An Africanist in the American Revolution

Before beginning the Papers of the War Department rotation, I was mostly interested in learning about the archive itself, how the content was collected, and about the process of managing volunteers for crowdsource transcriptions. As someone who studies the history of South Africa, and who knows little about the American Revolution, I did not expect to find much content that would be particularly applicable to my own research or interests.

In the end, I spent most of my time reading correspondence between Nathaniel Greene and Benjamin Lincoln which dealt with the provisioning of troops in the Southern Colonies, specifically with the provisioning of clothing and shoes. So what does the constant squabbling over the price of shoes have to do with the South African colonial frontier? Actually, it’s not so far off the mark.

The early nineteenth century was a time of constant warfare on the eastern edge of European settlement in South Africa. The Imperial military was reluctant to commit resources to these conflicts, but they were constantly being harassed by land-hungry settlers, eager to use military muscle against their African competitors.
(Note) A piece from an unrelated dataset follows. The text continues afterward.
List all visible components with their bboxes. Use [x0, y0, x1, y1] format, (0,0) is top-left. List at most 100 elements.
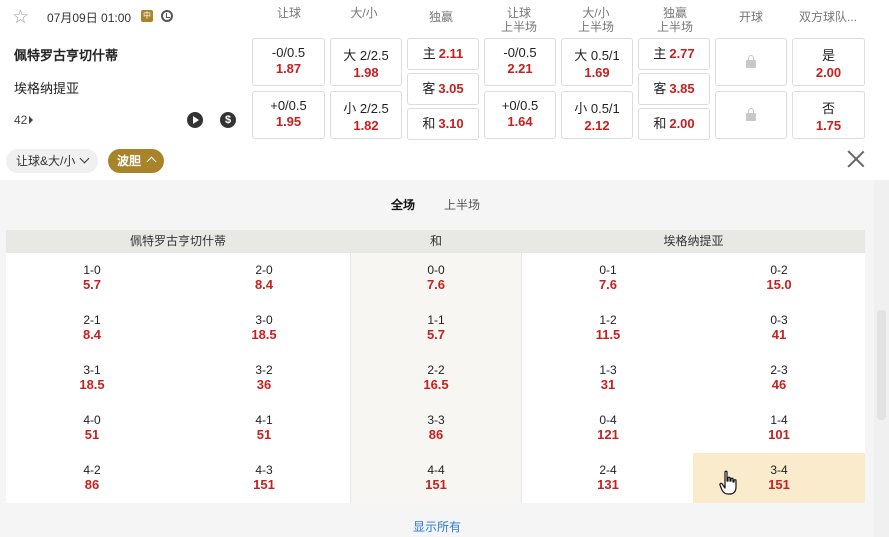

Accusations of war-profiteering were ripe within the colony.

Reading about the price of shoes, I was struck by the possibilities for war-profiteering in newly developed military bureaucracies such as the War Department. I considered the organization of the department, still in its infancy, and wondered on which model(s) it had been modeled after. Did early American leaders build upon their experience as part of the Colonial British military bureaucracy? Or did the War Department represent a significant shift from similar European agencies?

Aside from sparking an interest in the War Department, working with the PWD documents caused me to think about the formation of early military bureaucracies in a deep sense that I had never considered. The creation of the War Department must have been an involved process, and this reminded me that the British colonial military bureaucracy which affects my work did not appear out of thin air either.